UNOFFICIAL COPY AS OF 04/20/16 08 REG. SESS. 08 RS HB 749/GA
AN ACT relating to the Kentucky Housing Corporation Board of Directors.
Be it enacted by the General Assembly of the Commonwealth of Kentucky:
Section 1. KRS 198A.030 is amended to read as follows:
(1) There is hereby created and established an independent, de jure municipal corporation and political subdivision of the Commonwealth which shall be a public body corporate and politic to be known as the Kentucky Housing Corporation.
(2) The Kentucky Housing Corporation is created and established as a de jure municipal corporation and political subdivision of the Commonwealth to perform essential governmental and public functions and purposes in improving and otherwise promoting the health and general welfare of the people by the production of residential housing in Kentucky.
(3) The corporation shall be governed by a board of directors, consisting of fifteen (15)[thirteen (13)] members, five (5) of whom shall be the Lieutenant Governor, the secretary of the Finance and Administration Cabinet, the commissioner of the Governor's Office for Local Development, the Attorney General, and the secretary of the Cabinet for Economic Development, or their duly appointed designees, as public directors, and ten (10)[eight (8)] private directors who shall be appointed by the Governor, subject to confirmation by the Senate as provided by KRS 11.160, as follows:
(a) One (1) private director representing the interests of financial lending institutions located within the Commonwealth;
(b) One (1) private director representing the interests of the manufactured housing industry within the Commonwealth;
(c) One (1) private director representing the interests of real estate practitioners licensed by the Kentucky Real Estate Commission;
(d) One (1) private director representing the interests of the homeless population within the Commonwealth;
(i) One (1) private director representing the interests of nonprofit housing organizations located within the Commonwealth; and
(j) One (1) private director with significant professional experience in audit, financial accounting, municipal bond financing, or investment banking.
(4) Private directors appointed by the Governor may include previous members of the board, and members may be reappointed for successive terms. All appointments shall be for four (4) years, and the appointees shall serve until a qualified successor is appointed.
(5) In case of a vacancy, the Governor may appoint a person for the vacancy to hold office during the remainder of the term. A vacancy shall be filled in accordance with the requirement and procedures for appointments.
(6) The Governor may remove any private director whom he may appoint in case of incompetency, neglect of duty, gross immorality, or malfeasance in office, and he may declare his office vacant and may appoint a person for the vacancy as provided in this section.
(7) The Governor shall designate a director of the corporation to serve as chairman. The term of the chairman shall extend to the earlier of either the date of expiration of his then current term as a director of the corporation or a date six (6) months after the expiration of the then current term of the Governor designating the chairman.

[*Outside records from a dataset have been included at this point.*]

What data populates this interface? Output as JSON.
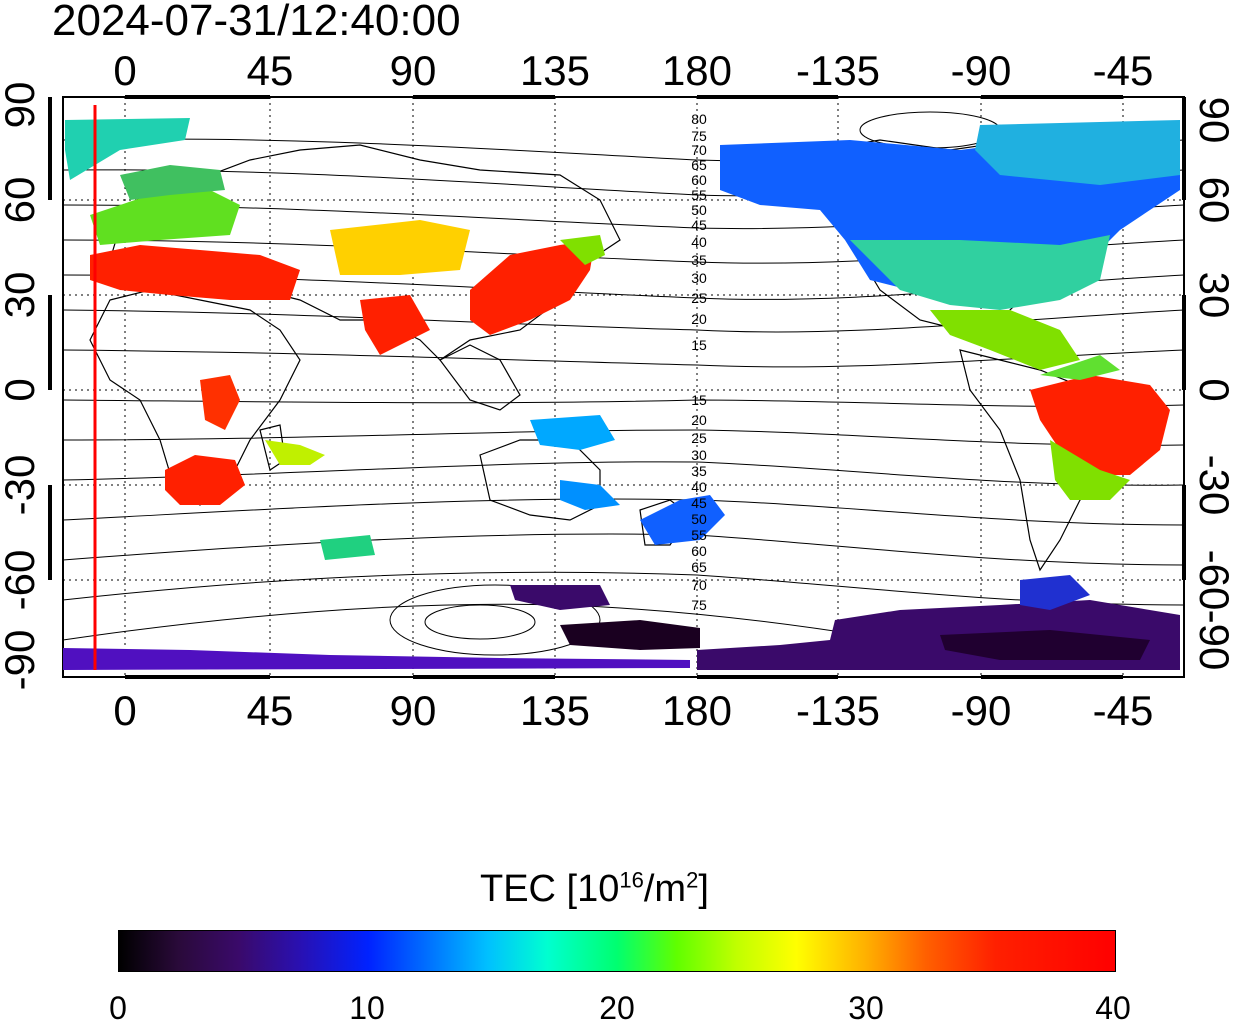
{
  "header": {
    "timestamp": "2024-07-31/12:40:00"
  },
  "map": {
    "lon_ticks_top": [
      "0",
      "45",
      "90",
      "135",
      "180",
      "-135",
      "-90",
      "-45"
    ],
    "lon_ticks_bottom": [
      "0",
      "45",
      "90",
      "135",
      "180",
      "-135",
      "-90",
      "-45"
    ],
    "lat_ticks_left": [
      "90",
      "60",
      "30",
      "0",
      "-30",
      "-60",
      "-90"
    ],
    "lat_ticks_right": [
      "90",
      "60",
      "30",
      "0",
      "-30",
      "-60",
      "-90"
    ],
    "contour_labels_north": [
      "80",
      "75",
      "70",
      "65",
      "60",
      "55",
      "50",
      "45",
      "40",
      "35",
      "30",
      "25",
      "20",
      "15"
    ],
    "contour_labels_south": [
      "15",
      "20",
      "25",
      "30",
      "35",
      "40",
      "45",
      "50",
      "55",
      "60",
      "65",
      "70",
      "75"
    ],
    "marker_line_color": "#ff0000"
  },
  "colorbar": {
    "label_main": "TEC  [10",
    "label_exp1": "16",
    "label_mid": "/m",
    "label_exp2": "2",
    "label_end": "]",
    "ticks": [
      "0",
      "10",
      "20",
      "30",
      "40"
    ],
    "range": [
      0,
      40
    ]
  }
}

(8) The board of directors shall annually elect one (1) of its members as vice chairman. The board of directors shall also elect or appoint, and prescribe the duties of, other officers the board of directors deems necessary or advisable, including an executive director and a secretary, and the board of directors shall fix the compensation of the officers.
(9) The executive director shall administer, manage, and direct the affairs and business of the corporation, subject to the policies, control, and direction of the board of directors of the corporation. The secretary of the corporation shall keep a record of the proceedings of the corporation and shall be custodian of all books, documents, and papers filed with the corporation, the minute book or journal of the corporation, and its official seal. The secretary shall have authority to cause copies to be made of all minutes and other records and documents of the corporation and to give certificates under the official seal of the corporation to the effect that copies are true copies, and all persons dealing with the corporation may rely upon the certificates.
(10) A majority of the board of directors of the corporation shall constitute a quorum for the purposes of conducting its business and exercising its powers and for all other purposes. A majority shall be determined by excluding any existing vacancies from the total number of directors.
(11) Action shall be taken by the corporation upon a vote of a majority of the directors present at a meeting at which a quorum shall exist called upon three (3) days' written notice to each director or upon the concurrence of at least eight (8) directors.
(12) Each private director shall be entitled to a fee of one hundred dollars ($100) for attendance at each meeting of the board of directors or duly called committee meeting of the board.